Boulevard Recording
- Genre: Various (alt rock, indie rock, singer-songwriter, jazz, hip-hop, R&B, grunge, etc.)
- Founded: Hollywood, California (2010)
- Founder: Clay Blair
- Headquarters: Hollywood, United States
- Services: Recording studio, music production
- Owner: Clay Blair
- Website: boulevardrecording.com

= Boulevard Recording =

Recording studio in Hollywood, California

Boulevard Recording is a recording studio in Hollywood, California that was opened in 2010 under the ownership of producer Clay Blair.

The studio was previously home to the famed Producer's Workshop where Pink Floyd decided to park for two months after they began tracking The Wall in France in 1978. They did all of their overdubs, mixed and mastered the record there.

Artist manager and talent agent Seymour Heller owned Producer's Workshop where it served as Liberace's main studio.
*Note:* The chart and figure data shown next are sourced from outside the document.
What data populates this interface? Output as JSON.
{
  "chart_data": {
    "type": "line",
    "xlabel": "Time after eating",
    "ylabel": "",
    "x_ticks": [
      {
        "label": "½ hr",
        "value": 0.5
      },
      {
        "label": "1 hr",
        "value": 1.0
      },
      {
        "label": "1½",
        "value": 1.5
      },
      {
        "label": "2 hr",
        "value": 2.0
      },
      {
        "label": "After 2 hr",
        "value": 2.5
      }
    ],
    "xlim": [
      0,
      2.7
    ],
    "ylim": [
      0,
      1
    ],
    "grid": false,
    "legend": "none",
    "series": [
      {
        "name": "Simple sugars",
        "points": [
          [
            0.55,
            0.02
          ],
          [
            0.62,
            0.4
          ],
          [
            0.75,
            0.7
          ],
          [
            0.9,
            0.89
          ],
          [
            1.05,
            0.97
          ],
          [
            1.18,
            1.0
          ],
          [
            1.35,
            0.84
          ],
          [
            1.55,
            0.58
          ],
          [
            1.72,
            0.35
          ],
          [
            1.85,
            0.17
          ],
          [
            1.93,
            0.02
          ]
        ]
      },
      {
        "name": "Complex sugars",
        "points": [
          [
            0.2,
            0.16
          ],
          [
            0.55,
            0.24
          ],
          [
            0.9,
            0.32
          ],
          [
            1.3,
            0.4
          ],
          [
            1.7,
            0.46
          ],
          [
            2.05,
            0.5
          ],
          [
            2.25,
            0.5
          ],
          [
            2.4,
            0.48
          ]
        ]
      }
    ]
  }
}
During the AVI Records and Heller years, Producer's Workshop was under management by Ed Cobb who served as the label's vice president. Under AVI Records, Le Pamplemousse, Jerry Rix, and Evelyn Thomas recorded disco albums.

Other clients of Producer's Workshop include pop music luminaries Fleetwood Mac who mixed Rumors, Ringo Starr recorded Ringo, Carly Simon recorded Hotcakes and many others. Steely Dan also tracked most of the basic tracks to Aja and Gaucho there.
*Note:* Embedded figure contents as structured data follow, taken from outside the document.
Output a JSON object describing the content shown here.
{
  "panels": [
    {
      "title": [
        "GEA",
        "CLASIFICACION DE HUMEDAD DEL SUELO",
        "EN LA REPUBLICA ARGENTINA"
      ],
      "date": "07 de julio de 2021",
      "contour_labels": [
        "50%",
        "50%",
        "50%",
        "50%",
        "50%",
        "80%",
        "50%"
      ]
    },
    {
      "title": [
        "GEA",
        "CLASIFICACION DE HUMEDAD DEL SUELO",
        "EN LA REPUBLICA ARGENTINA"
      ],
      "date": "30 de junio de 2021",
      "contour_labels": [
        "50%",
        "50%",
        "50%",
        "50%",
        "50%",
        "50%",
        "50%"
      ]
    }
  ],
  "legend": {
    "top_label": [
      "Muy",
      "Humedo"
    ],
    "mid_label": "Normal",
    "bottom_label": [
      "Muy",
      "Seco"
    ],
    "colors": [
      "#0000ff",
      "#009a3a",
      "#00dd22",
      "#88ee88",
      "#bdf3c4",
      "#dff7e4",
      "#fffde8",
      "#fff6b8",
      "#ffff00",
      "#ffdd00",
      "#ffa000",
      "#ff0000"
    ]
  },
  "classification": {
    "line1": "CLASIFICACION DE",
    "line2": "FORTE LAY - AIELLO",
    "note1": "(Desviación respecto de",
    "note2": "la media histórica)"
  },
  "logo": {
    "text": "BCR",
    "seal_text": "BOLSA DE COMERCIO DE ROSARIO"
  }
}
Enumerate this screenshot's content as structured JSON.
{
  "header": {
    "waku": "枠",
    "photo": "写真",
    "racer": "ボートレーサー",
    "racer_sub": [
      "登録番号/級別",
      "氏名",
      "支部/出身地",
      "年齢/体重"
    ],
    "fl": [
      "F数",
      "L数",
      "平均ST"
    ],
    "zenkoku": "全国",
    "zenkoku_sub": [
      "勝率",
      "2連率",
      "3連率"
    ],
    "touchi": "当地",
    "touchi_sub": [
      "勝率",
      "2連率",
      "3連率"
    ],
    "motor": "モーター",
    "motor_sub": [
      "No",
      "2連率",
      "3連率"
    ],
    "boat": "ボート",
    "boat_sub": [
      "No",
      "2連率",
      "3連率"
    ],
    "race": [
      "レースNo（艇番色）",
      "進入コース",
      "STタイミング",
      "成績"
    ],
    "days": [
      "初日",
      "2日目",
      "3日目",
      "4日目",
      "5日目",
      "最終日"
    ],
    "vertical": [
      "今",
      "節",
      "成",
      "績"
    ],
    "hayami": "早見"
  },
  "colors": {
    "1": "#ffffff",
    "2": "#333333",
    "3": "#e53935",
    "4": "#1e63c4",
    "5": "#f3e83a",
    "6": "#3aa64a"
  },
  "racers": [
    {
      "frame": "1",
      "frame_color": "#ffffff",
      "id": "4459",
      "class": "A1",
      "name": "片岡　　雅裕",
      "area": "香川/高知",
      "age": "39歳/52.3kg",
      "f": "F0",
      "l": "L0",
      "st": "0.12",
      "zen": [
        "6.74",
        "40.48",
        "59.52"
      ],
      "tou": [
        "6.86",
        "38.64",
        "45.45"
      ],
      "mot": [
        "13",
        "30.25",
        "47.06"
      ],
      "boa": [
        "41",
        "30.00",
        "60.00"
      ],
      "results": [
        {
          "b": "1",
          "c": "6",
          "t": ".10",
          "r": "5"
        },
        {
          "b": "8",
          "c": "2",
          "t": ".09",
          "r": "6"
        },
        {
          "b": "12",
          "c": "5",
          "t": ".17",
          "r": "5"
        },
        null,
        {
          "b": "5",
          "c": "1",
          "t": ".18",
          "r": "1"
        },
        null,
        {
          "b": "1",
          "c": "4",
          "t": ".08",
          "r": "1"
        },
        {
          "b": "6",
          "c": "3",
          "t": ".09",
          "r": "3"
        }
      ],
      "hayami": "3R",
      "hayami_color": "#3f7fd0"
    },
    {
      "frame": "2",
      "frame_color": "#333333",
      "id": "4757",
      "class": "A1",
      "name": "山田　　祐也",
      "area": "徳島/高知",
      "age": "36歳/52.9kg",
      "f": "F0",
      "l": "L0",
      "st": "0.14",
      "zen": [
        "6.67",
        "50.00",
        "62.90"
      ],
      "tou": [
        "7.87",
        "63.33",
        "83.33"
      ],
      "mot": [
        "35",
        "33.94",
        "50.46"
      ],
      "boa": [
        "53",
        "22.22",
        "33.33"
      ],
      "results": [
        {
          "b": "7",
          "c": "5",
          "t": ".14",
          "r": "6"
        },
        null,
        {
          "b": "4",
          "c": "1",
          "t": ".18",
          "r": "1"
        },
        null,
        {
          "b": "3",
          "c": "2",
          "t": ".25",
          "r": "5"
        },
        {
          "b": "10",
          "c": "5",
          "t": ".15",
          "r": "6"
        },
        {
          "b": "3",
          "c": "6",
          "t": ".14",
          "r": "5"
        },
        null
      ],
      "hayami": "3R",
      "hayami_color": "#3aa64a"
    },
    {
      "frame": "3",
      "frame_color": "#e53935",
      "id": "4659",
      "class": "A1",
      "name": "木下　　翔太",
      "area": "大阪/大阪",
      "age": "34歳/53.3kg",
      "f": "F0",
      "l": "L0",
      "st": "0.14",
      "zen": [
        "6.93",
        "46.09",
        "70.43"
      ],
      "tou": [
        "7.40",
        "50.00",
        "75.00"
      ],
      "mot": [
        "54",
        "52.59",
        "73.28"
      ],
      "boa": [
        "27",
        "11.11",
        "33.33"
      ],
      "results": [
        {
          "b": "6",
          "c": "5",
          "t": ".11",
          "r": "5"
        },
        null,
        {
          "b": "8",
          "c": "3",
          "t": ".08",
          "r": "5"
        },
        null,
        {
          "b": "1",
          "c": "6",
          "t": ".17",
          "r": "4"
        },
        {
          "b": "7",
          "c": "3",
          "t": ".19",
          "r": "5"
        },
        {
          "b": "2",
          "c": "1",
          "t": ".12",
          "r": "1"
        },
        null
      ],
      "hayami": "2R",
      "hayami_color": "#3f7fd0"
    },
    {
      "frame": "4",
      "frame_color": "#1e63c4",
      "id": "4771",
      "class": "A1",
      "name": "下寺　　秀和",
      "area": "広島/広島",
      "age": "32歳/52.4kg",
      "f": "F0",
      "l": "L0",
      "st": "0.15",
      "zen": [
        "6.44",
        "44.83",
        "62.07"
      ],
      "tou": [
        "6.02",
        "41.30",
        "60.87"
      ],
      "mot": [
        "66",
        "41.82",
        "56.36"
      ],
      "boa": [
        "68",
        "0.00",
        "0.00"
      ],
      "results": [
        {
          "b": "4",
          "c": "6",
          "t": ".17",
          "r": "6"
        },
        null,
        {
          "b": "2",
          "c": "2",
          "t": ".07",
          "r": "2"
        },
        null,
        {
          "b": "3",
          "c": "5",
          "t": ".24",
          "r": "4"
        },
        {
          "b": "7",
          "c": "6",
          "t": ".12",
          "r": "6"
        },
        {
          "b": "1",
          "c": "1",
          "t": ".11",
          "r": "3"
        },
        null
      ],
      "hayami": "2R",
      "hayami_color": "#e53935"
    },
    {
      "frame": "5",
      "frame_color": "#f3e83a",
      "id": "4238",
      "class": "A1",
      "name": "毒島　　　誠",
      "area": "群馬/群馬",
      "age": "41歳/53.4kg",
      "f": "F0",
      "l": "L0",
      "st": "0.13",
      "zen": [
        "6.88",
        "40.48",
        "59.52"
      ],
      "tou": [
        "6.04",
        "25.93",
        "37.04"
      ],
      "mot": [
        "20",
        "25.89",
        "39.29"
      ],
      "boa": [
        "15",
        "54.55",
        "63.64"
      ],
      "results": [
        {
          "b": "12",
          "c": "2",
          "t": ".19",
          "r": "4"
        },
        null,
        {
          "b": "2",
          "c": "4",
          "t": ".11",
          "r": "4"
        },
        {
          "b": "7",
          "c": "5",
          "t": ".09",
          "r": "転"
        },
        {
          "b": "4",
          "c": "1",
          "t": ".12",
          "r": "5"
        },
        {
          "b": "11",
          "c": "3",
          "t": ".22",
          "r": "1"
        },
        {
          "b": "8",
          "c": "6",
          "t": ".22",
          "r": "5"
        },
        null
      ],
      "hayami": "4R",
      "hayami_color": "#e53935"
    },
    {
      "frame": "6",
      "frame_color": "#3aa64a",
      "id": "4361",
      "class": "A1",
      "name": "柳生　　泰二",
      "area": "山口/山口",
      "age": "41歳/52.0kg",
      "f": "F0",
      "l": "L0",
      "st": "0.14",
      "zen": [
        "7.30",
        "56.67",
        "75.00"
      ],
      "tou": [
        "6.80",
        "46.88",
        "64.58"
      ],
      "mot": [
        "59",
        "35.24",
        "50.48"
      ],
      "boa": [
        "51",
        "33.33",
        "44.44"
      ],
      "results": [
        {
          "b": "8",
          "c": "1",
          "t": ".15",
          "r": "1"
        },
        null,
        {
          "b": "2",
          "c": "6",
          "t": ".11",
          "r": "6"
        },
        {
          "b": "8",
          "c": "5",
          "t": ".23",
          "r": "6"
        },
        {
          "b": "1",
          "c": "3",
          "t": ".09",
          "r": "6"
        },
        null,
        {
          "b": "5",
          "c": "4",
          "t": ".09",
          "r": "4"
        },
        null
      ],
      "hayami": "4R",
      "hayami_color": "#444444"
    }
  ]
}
From 1985 to 2010 it was home to Westbeach Recorders where such artists as NOFX, Blink-182, Bad Religion, Rancid and The Offspring recorded.
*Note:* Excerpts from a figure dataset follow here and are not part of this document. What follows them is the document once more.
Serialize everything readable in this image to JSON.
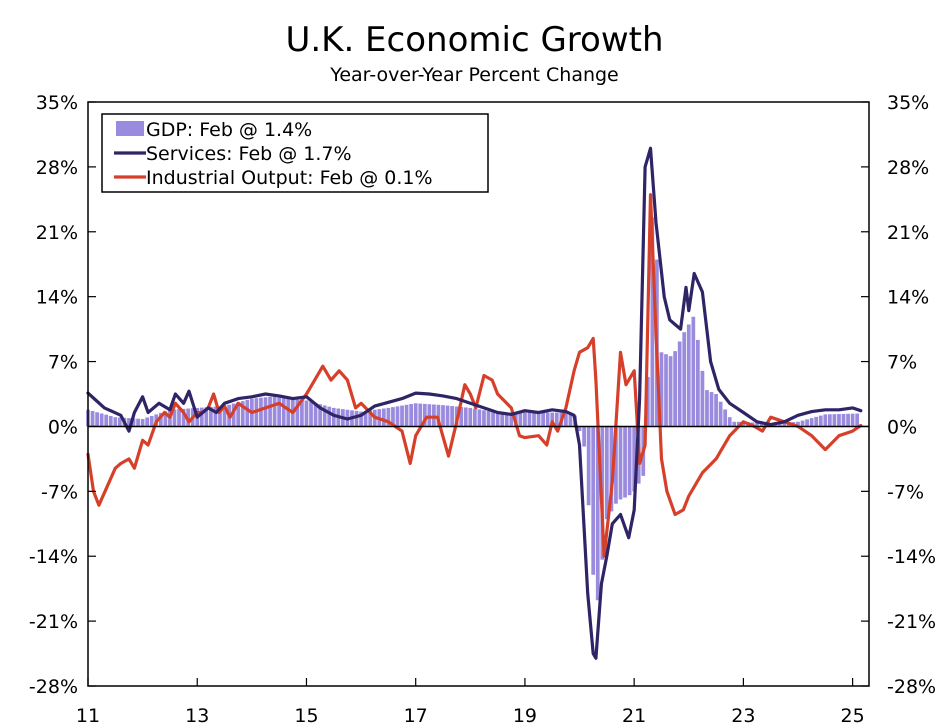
{
  "chart_data": {
    "type": "line",
    "title": "U.K. Economic Growth",
    "subtitle": "Year-over-Year Percent Change",
    "xlabel": "",
    "ylabel": "",
    "x_start": 2011.0,
    "x_end": 2025.3,
    "xlim": [
      2011.0,
      2025.3
    ],
    "ylim": [
      -28,
      35
    ],
    "x_ticks": [
      2011,
      2013,
      2015,
      2017,
      2019,
      2021,
      2023,
      2025
    ],
    "x_tick_labels": [
      "11",
      "13",
      "15",
      "17",
      "19",
      "21",
      "23",
      "25"
    ],
    "y_ticks": [
      -28,
      -21,
      -14,
      -7,
      0,
      7,
      14,
      21,
      28,
      35
    ],
    "y_tick_labels": [
      "-28%",
      "-21%",
      "-14%",
      "-7%",
      "0%",
      "7%",
      "14%",
      "21%",
      "28%",
      "35%"
    ],
    "legend_position": "top-left",
    "series": [
      {
        "name": "GDP: Feb @ 1.4%",
        "style": "bar",
        "color": "#9b8bde",
        "x": [
          2011.0,
          2011.5,
          2012.0,
          2012.5,
          2013.0,
          2013.5,
          2014.0,
          2014.5,
          2015.0,
          2015.5,
          2016.0,
          2016.5,
          2017.0,
          2017.5,
          2018.0,
          2018.5,
          2019.0,
          2019.5,
          2019.9,
          2020.1,
          2020.3,
          2020.5,
          2020.7,
          2020.9,
          2021.0,
          2021.2,
          2021.35,
          2021.5,
          2021.7,
          2021.9,
          2022.1,
          2022.3,
          2022.5,
          2022.8,
          2023.0,
          2023.5,
          2024.0,
          2024.5,
          2025.15
        ],
        "values": [
          1.8,
          1.0,
          0.8,
          1.8,
          2.0,
          2.2,
          3.0,
          3.3,
          2.8,
          2.0,
          1.6,
          2.0,
          2.5,
          2.3,
          2.0,
          1.5,
          1.5,
          1.5,
          1.5,
          -2.5,
          -20.5,
          -10.0,
          -8.0,
          -7.5,
          -7.0,
          -5.0,
          26.0,
          8.0,
          7.5,
          10.0,
          12.0,
          4.0,
          3.5,
          0.5,
          0.5,
          0.3,
          0.5,
          1.3,
          1.4
        ]
      },
      {
        "name": "Services: Feb @ 1.7%",
        "style": "line",
        "color": "#2e2466",
        "x": [
          2011.0,
          2011.15,
          2011.3,
          2011.45,
          2011.6,
          2011.75,
          2011.85,
          2012.0,
          2012.1,
          2012.3,
          2012.5,
          2012.6,
          2012.75,
          2012.85,
          2013.0,
          2013.2,
          2013.35,
          2013.5,
          2013.75,
          2014.0,
          2014.25,
          2014.5,
          2014.75,
          2015.0,
          2015.25,
          2015.5,
          2015.75,
          2016.0,
          2016.25,
          2016.5,
          2016.75,
          2017.0,
          2017.25,
          2017.5,
          2017.75,
          2018.0,
          2018.25,
          2018.5,
          2018.75,
          2019.0,
          2019.25,
          2019.5,
          2019.75,
          2019.9,
          2020.0,
          2020.15,
          2020.25,
          2020.3,
          2020.4,
          2020.5,
          2020.6,
          2020.75,
          2020.9,
          2021.0,
          2021.1,
          2021.2,
          2021.3,
          2021.4,
          2021.55,
          2021.65,
          2021.75,
          2021.85,
          2021.95,
          2022.0,
          2022.1,
          2022.25,
          2022.4,
          2022.55,
          2022.75,
          2023.0,
          2023.25,
          2023.5,
          2023.75,
          2024.0,
          2024.25,
          2024.5,
          2024.75,
          2025.0,
          2025.15
        ],
        "values": [
          3.6,
          2.8,
          2.0,
          1.6,
          1.2,
          -0.5,
          1.5,
          3.2,
          1.5,
          2.5,
          1.8,
          3.5,
          2.5,
          3.8,
          1.0,
          2.0,
          1.5,
          2.5,
          3.0,
          3.2,
          3.5,
          3.3,
          3.0,
          3.2,
          2.0,
          1.2,
          0.8,
          1.2,
          2.2,
          2.6,
          3.0,
          3.6,
          3.5,
          3.3,
          3.0,
          2.5,
          2.0,
          1.5,
          1.3,
          1.7,
          1.5,
          1.8,
          1.6,
          1.2,
          -2.0,
          -18.0,
          -24.5,
          -25.0,
          -17.0,
          -14.0,
          -10.5,
          -9.5,
          -12.0,
          -9.0,
          3.0,
          28.0,
          30.0,
          22.0,
          14.0,
          11.5,
          11.0,
          10.5,
          15.0,
          12.5,
          16.5,
          14.5,
          7.0,
          4.0,
          2.5,
          1.5,
          0.5,
          0.2,
          0.5,
          1.2,
          1.6,
          1.8,
          1.8,
          2.0,
          1.7
        ]
      },
      {
        "name": "Industrial Output: Feb @ 0.1%",
        "style": "line",
        "color": "#d6402a",
        "x": [
          2011.0,
          2011.1,
          2011.2,
          2011.35,
          2011.5,
          2011.6,
          2011.75,
          2011.85,
          2012.0,
          2012.1,
          2012.25,
          2012.4,
          2012.5,
          2012.6,
          2012.75,
          2012.85,
          2013.0,
          2013.1,
          2013.2,
          2013.3,
          2013.4,
          2013.5,
          2013.6,
          2013.75,
          2014.0,
          2014.25,
          2014.5,
          2014.75,
          2015.0,
          2015.15,
          2015.3,
          2015.45,
          2015.6,
          2015.75,
          2015.9,
          2016.0,
          2016.25,
          2016.5,
          2016.75,
          2016.9,
          2017.0,
          2017.2,
          2017.4,
          2017.6,
          2017.75,
          2017.9,
          2018.0,
          2018.1,
          2018.25,
          2018.4,
          2018.5,
          2018.75,
          2018.9,
          2019.0,
          2019.25,
          2019.4,
          2019.5,
          2019.6,
          2019.75,
          2019.9,
          2020.0,
          2020.15,
          2020.25,
          2020.3,
          2020.45,
          2020.6,
          2020.75,
          2020.85,
          2021.0,
          2021.1,
          2021.2,
          2021.3,
          2021.4,
          2021.5,
          2021.6,
          2021.75,
          2021.9,
          2022.0,
          2022.25,
          2022.5,
          2022.75,
          2023.0,
          2023.2,
          2023.35,
          2023.5,
          2023.75,
          2024.0,
          2024.25,
          2024.5,
          2024.75,
          2025.0,
          2025.15
        ],
        "values": [
          -3.0,
          -7.0,
          -8.5,
          -6.5,
          -4.5,
          -4.0,
          -3.5,
          -4.5,
          -1.5,
          -2.0,
          0.5,
          1.5,
          1.0,
          2.5,
          1.5,
          0.5,
          1.5,
          1.5,
          2.0,
          3.5,
          1.5,
          2.2,
          1.0,
          2.5,
          1.5,
          2.0,
          2.5,
          1.5,
          3.5,
          5.0,
          6.5,
          5.0,
          6.0,
          5.0,
          2.0,
          2.5,
          1.0,
          0.5,
          -0.5,
          -4.0,
          -1.0,
          1.0,
          1.0,
          -3.2,
          0.5,
          4.5,
          3.5,
          2.0,
          5.5,
          5.0,
          3.5,
          2.0,
          -1.0,
          -1.2,
          -1.0,
          -2.0,
          0.5,
          -0.5,
          2.0,
          6.0,
          8.0,
          8.5,
          9.5,
          5.0,
          -14.0,
          -6.0,
          8.0,
          4.5,
          6.0,
          -4.0,
          -2.0,
          25.0,
          10.0,
          -3.5,
          -7.0,
          -9.5,
          -9.0,
          -7.5,
          -5.0,
          -3.5,
          -1.0,
          0.5,
          0.0,
          -0.5,
          1.0,
          0.5,
          0.0,
          -1.0,
          -2.5,
          -1.0,
          -0.5,
          0.1
        ]
      }
    ]
  }
}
Boulevard Recording has hosted Moby, The Pogues, Richard Thompson, Ben Ottewell (of Gomez), Thirty Seconds to Mars for their album Love, Lust, Faith and Dreams, Neko Case, Plan B, Elizabeth and the Catapult, The Cult, Josh Radin, The Romantics, Chris Pierce, Bob Rock, The Pogues, Joe Purdy, and Steve Lillywhite as clients.